High internal phase emulsion templated-polystyrene/carbon nano fiber/hexadecanol composites phase change materials for thermal management applications


Doguscu D. K. , HEKİMOĞLU G., SARI A.

JOURNAL OF ENERGY STORAGE, vol.39, 2021 (SCI-Expanded) identifier identifier

  • Publication Type: Article / Article
  • Volume: 39
  • Publication Date: 2021
  • Doi Number: 10.1016/j.est.2021.102674
  • Journal Name: JOURNAL OF ENERGY STORAGE
  • Journal Indexes: Science Citation Index Expanded (SCI-EXPANDED), Scopus, Compendex, INSPEC
  • Keywords: High internal phase emulsion, Polymerization, Polystyrene, Hexadecanol, PCM, Composite, Thermal energy storage, Thermal conductivity, CARBON NANOTUBES, ENERGY STORAGE, CONDUCTIVITY, PCM, PERFORMANCE, CONVERSION, ACID
  • Karadeniz Technical University Affiliated: Yes

Abstract

Porous high internal phase emulsion templated polymers (PHPs) with/without carbon nanofiber (CNF) frame-works were synthesized for shape-stabilization of hexadecanol (HD) selected as phase change material (PCM) for thermal energy storage (TES) applications. This impregnation process was resulted in creation of seepage-free composite PCMs with high latent heat storage (LHS) capacity and enhanced thermal conductivity.
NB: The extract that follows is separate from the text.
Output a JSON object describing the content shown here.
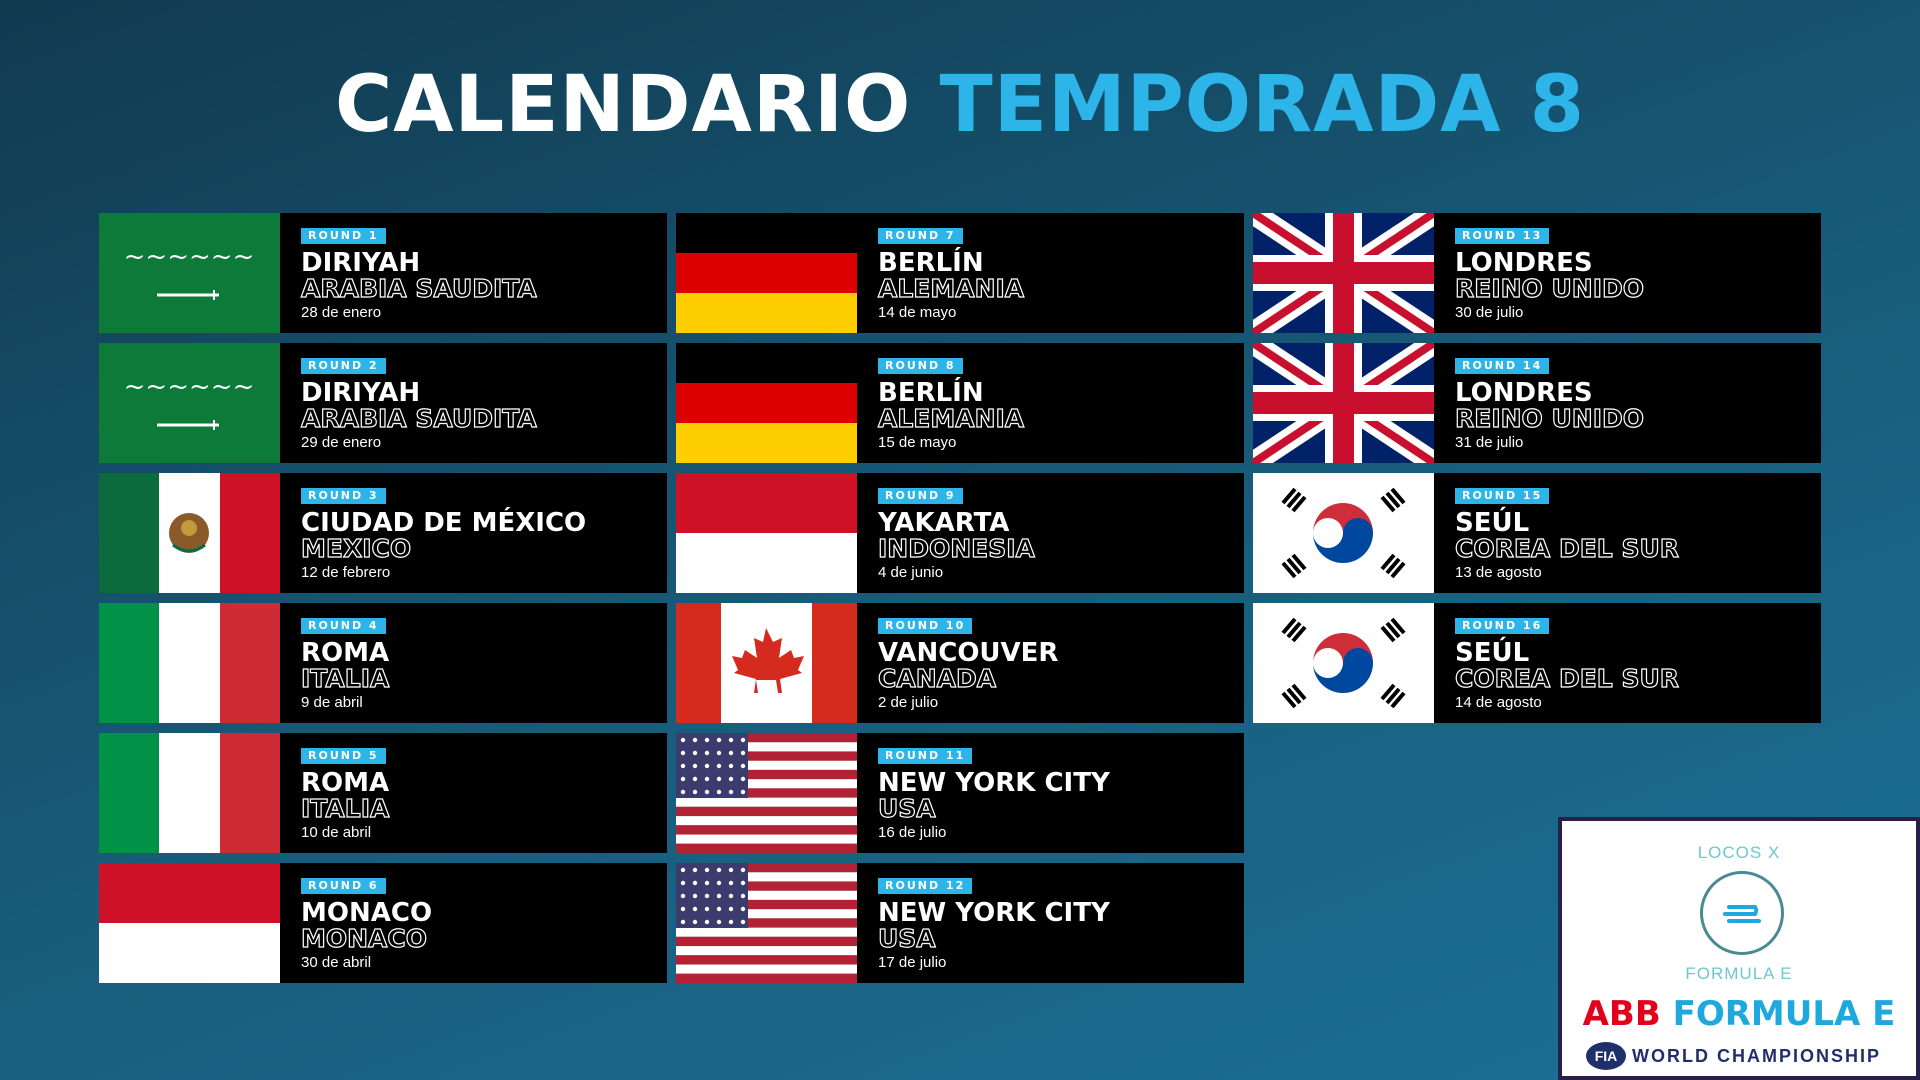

Morphology, chemical structure, LHS properties and thermal stability of prepared composites were characterized by SEM, FT-IR, DSC and TGA techniques. DSC analysis indicated that the PHP/HD and PHP@CNF/HD(80wt%) composites have a LHS capacity of over 200 J/g at about 46-47 degrees C. The cycled-composite PCMs showed outstanding thermal reliability and chemical stability. Thermal decomposition temperature of HD was considerably extended after impregnation with PHP and PHP/CNF scaffolds. Thermal conductivity of PHP/HD and PHP@CNF/HD was enhanced compared to that of pure HD. The reduction in heat storing/releasing times of PHP@CNF/HD composites relative to PHP/HD composite was proved by considering the measured temperature-time change. Accordingly, especially PHP@CNF/HD composites PCMs have promising prospective for medium temperature-TES practices.